Businesses trapped between rising costs, cautious consumers

Businesses in Japan are grappling with ever greater inflationary pressure as energy prices, food costs and other factors mount. At the other end of their operations, however, they're battling a consumer mindset shaped by decades of deflation and tepid wage growth, and stubbornly resistant to higher prices. The resulting squeeze, they say, is pushing them to the brink.

Price rises fail to sprout

Japan's Consumer Price Index, which excludes fresh food, was up 4 percent in December, year-on-year, due to a weakening yen and the global energy shortage. That was a 41-year high.

Hayashi Shoji runs a company that grows bean sprouts, known as moyashi in Japanese. They're a common ingredient in home cooking, partly because they are so affordable, usually going for about 25 cents for 200 grams.

Hayashi says moyashi prices should be higher.

"Retailers tell us a price hike of about 1 cent a bag would be possible," Hayashi says. "But they say 4 cents is too much."

Moyashi growers haven't raised their prices for decades, despite rising costs.

The price of moyashi in real terms has actually fallen over the past 30 years. But the cost to import the beans, most of which come from China, has more than tripled.
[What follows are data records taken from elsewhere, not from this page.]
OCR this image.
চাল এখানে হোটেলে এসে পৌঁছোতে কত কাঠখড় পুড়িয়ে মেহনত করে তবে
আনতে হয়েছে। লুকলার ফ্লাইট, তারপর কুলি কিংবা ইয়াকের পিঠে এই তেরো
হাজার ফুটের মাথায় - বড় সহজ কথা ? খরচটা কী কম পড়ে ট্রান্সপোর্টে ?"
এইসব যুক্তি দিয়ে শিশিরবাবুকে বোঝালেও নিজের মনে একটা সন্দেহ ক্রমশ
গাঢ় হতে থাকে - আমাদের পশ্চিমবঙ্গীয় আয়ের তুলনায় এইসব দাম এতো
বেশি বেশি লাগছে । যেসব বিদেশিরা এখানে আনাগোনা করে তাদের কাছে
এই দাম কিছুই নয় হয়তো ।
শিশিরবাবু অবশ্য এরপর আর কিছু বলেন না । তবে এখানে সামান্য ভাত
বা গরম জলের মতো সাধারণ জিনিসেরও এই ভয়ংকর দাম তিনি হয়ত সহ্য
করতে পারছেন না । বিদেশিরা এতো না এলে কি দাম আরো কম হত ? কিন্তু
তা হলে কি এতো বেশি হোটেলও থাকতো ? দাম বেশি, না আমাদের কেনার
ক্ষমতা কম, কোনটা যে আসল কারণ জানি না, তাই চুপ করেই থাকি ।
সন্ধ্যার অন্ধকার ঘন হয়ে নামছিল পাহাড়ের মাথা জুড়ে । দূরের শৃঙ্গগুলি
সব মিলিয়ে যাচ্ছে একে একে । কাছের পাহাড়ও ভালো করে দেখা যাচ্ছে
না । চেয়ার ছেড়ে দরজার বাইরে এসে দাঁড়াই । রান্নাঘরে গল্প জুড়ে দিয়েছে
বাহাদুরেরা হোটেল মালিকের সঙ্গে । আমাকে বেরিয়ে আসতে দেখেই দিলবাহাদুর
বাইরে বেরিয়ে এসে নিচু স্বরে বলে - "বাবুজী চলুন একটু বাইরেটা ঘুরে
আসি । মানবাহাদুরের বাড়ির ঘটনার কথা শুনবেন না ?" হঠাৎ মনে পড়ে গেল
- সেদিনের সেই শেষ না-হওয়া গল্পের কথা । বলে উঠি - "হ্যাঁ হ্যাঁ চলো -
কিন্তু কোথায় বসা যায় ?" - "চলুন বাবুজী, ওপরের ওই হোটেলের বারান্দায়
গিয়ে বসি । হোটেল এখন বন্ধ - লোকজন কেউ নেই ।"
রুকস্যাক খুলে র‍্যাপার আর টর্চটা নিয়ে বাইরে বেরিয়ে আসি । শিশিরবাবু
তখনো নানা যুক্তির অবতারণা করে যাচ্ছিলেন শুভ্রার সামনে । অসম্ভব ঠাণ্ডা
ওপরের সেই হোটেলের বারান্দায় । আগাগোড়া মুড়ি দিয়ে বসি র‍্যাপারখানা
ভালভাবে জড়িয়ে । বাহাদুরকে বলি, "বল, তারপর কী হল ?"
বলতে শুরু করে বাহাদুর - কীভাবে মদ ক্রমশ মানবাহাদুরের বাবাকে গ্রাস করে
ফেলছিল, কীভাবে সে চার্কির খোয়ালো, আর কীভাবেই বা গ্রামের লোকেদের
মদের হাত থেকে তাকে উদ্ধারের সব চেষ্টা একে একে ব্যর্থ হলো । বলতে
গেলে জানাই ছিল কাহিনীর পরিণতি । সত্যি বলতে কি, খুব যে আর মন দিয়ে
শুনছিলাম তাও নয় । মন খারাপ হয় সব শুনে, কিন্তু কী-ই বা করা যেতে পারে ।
Hayashi says the price of beans has risen as China's economy has expanded. He also points out Beijing has been encouraging farmers to grow more high-value produce such as soybeans and corn, reducing harvests of beans needed for moyashi.

The sharp depreciation in the yen last year made imports even more expensive. Hayashi started to look at other possible sources, but quickly realized switching could be problematic. "If we just focused on prices," he says, "we might be able to buy beans from other parts of the world. But we'd like to stick to the Chinese beans because we want to keep producing high-quality sprouts."

Rising energy costs are a further complication, given that the sprouts are grown in a heated space and doused with water warmed to 20 degrees Celsius. Hayashi says the company's electricity bill has doubled and the cost of heating oil is up by 50 percent over the past year or so.

Moyashi require huge amounts of warm water to grow.

Hayashi has teamed up with other moyashi growers in an effort to get more from retailers. The growers' association ran a full-page newspaper ad to back up their case, claiming "we cannot survive if we keep selling at such low prices." That followed a series of letters to retailers calling for price hikes.

But Hayashi still hasn't got the increase he needs. He says it would take a 20-percent hike to cover his costs, but so far he has only got half of that.

Dilemma for customer-facing businesses

Supermarkets are struggling as well. Akiba Hiromichi manages a small chain of shops in the Tokyo area. He has received countless requests from suppliers to raise prices. He says he has never experienced anything like it, with "both the size of the price rises requested and the number of items affected" being extraordinary.

Akiba says customers have become more budget-conscious.

Akiba is reluctant to pass on all these cost hikes to his customers. His shops did raise the price of milk but he says that has resulted in a razor-thin profit margin, noting that some items are actually sold below cost. He used to stock up on products when a supplier warned of a price hike. But now they are running out of storage space.

"The government thinks it's fine to raise retail prices if wholesale costs go up," he says. "But it's not that easy if you're the one dealing with customers face-to-face."

Call for wage increases meets with uneven response

The Japanese government has been urging companies to give workers higher wages. The goal is to change an entrenched mindset that aims to ringfence corporate profit by keeping a tight rein on wages.

But there has not been a smooth rollout of plus-side inflation driven by wage hikes. Dai-ichi Life Research Institute Senior Economist Hoshino Takuya says "the current inflationary situation is not what the government was aiming to achieve."

In countries such as the US, price hikes are often the result of rising wages. In Japan, however, prices are being pushed up by higher costs.

"The weaker yen has helped export-oriented manufacturers improve their performance so they can raise wages if they decide to do so," Hoshino says. "But small and midsized businesses depending on imports can't even manage to pass on higher costs in their own prices. Raising wages is not an option for them."

Hoshino says we need to wait and see if inflation is followed by wage hikes.

With both moyashi growers and grocery store operators feeling the pinch, it is clear that many Japanese firms are being squeezed. Recent signs of a strengthening in the yen have offered little hope of respite, meaning there are likely to be calls for further government efforts to drive up wages in order to offset rising prices.